Hydrogenated Oil Health Effects
Hydrogenation adds double bonds to normally unsaturated fats, such as vegetable oils. Fully hydrogenating an oil, creating double bonds between all of the molecules in the carbon chain, turns it into a saturated fat. More commonly, oils are partially hydrogenated, creating a majority of double bonds in the fat. These partially hydrogenated oils, also known as trans fats, are more stable, spoil less easily and are solid at room temperature, but they also come with significant health effects. They are commonly used for frying, in processed foods and as margarine.
High Cholesterol and Triglycerides.
Trans fats, or partially hydrogenated oils, raise LDL cholesterol, commonly referred to as "bad" cholesterol. High LDL levels allow cholesterol to build up along the walls of arteries, creating plaques. In addition, these oils lower "good" cholesterol, or HDL, levels. Since HDL works to transport cholesterol back to the liver for processing, low levels inhibit the proper processing of cholesterol. Another effect of hydrogenated oils is to raise triglycerides, another type of lipid that can contribute to artheriosclerosis, in the bloodstream.

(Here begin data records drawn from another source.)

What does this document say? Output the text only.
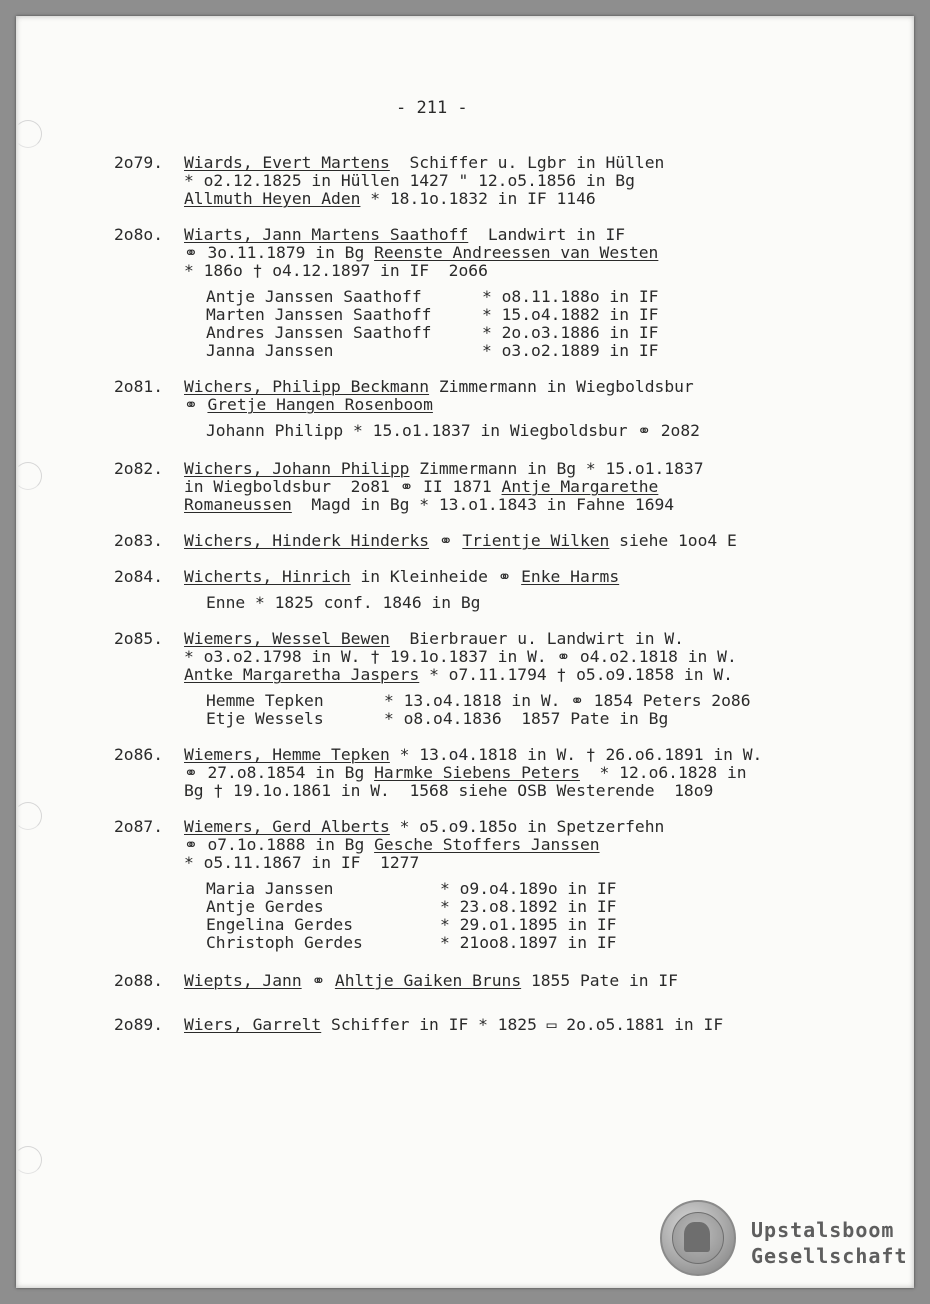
- 211 -
2o79.	Wiards, Evert Martens  Schiffer u. Lgbr in Hüllen
* o2.12.1825 in Hüllen 1427 " 12.o5.1856 in Bg
Allmuth Heyen Aden * 18.1o.1832 in IF 1146
2o8o.	Wiarts, Jann Martens Saathoff  Landwirt in IF
⚭ 3o.11.1879 in Bg Reenste Andreessen van Westen
* 186o † o4.12.1897 in IF  2o66
Antje Janssen Saathoff	* o8.11.188o in IF
Marten Janssen Saathoff	* 15.o4.1882 in IF
Andres Janssen Saathoff	* 2o.o3.1886 in IF
Janna Janssen	* o3.o2.1889 in IF
2o81.	Wichers, Philipp Beckmann Zimmermann in Wiegboldsbur
⚭ Gretje Hangen Rosenboom
Johann Philipp * 15.o1.1837 in Wiegboldsbur ⚭ 2o82
2o82.	Wichers, Johann Philipp Zimmermann in Bg * 15.o1.1837
in Wiegboldsbur  2o81 ⚭ II 1871 Antje Margarethe
Romaneussen  Magd in Bg * 13.o1.1843 in Fahne 1694
2o83.	Wichers, Hinderk Hinderks ⚭ Trientje Wilken siehe 1oo4 E
2o84.	Wicherts, Hinrich in Kleinheide ⚭ Enke Harms
Enne * 1825 conf. 1846 in Bg
2o85.	Wiemers, Wessel Bewen  Bierbrauer u. Landwirt in W.
* o3.o2.1798 in W. † 19.1o.1837 in W. ⚭ o4.o2.1818 in W.
Antke Margaretha Jaspers * o7.11.1794 † o5.o9.1858 in W.
Hemme Tepken	* 13.o4.1818 in W. ⚭ 1854 Peters 2o86
Etje Wessels	* o8.o4.1836  1857 Pate in Bg
2o86.	Wiemers, Hemme Tepken * 13.o4.1818 in W. † 26.o6.1891 in W.
⚭ 27.o8.1854 in Bg Harmke Siebens Peters  * 12.o6.1828 in
Bg † 19.1o.1861 in W.  1568 siehe OSB Westerende  18o9
2o87.	Wiemers, Gerd Alberts * o5.o9.185o in Spetzerfehn
⚭ o7.1o.1888 in Bg Gesche Stoffers Janssen
* o5.11.1867 in IF  1277
Maria Janssen	* o9.o4.189o in IF
Antje Gerdes	* 23.o8.1892 in IF
Engelina Gerdes	* 29.o1.1895 in IF
Christoph Gerdes	* 21oo8.1897 in IF
2o88.	Wiepts, Jann ⚭ Ahltje Gaiken Bruns 1855 Pate in IF
2o89.	Wiers, Garrelt Schiffer in IF * 1825 ▭ 2o.o5.1881 in IF
Upstalsboom
Gesellschaft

Partially hydrogenated oils raise the risk of heart disease and mortality from heart disease. According to the Harvard School of Public Health, the risk of cardiovascular disease rises 23 percent for every 2 percent increase in calories from trans fats consumed every day. Cardiovascular disease can lead to heart attack and stroke.
Consumption of high levels of partially hydrogenated oils can increase inflammation in the body. In addition, they also can inhibit the enzymes necessary for reducing inflammation, compounding the effect. Inflammation within the blood vessels can trigger the buildup of plaque and damage blood vessel walls.
Fats are important for brain development and trans fats can crowd out the healthier essential fatty acids that the brain needs. In particular, the more hydrogenated oils a person consumes, the less DHA, a type of omega-3 fatty acid, is incorporated into neuronal cell membranes, explains the Franklin Institute. Limiting trans fats during pregnancy and breastfeeding is especially important to avoid having these fats replace DHA in the baby's developing brain. DHA may be necessary not only for the development of the fetal and infant brain, but also for preventing neurological disorders such as Alzheimer's disease and mental illnesses.
People who eat a diet high in partially hydrogenated oils can develop an insulin sensitivity, especially if they are already prediabetic or at risk for diabetes. Insulin modulates the levels of blood glucose and a sensitivity can disrupt this process. When insulin resistance develops, the individual may not only develop diabetes, but may also have an increased risk of obesity.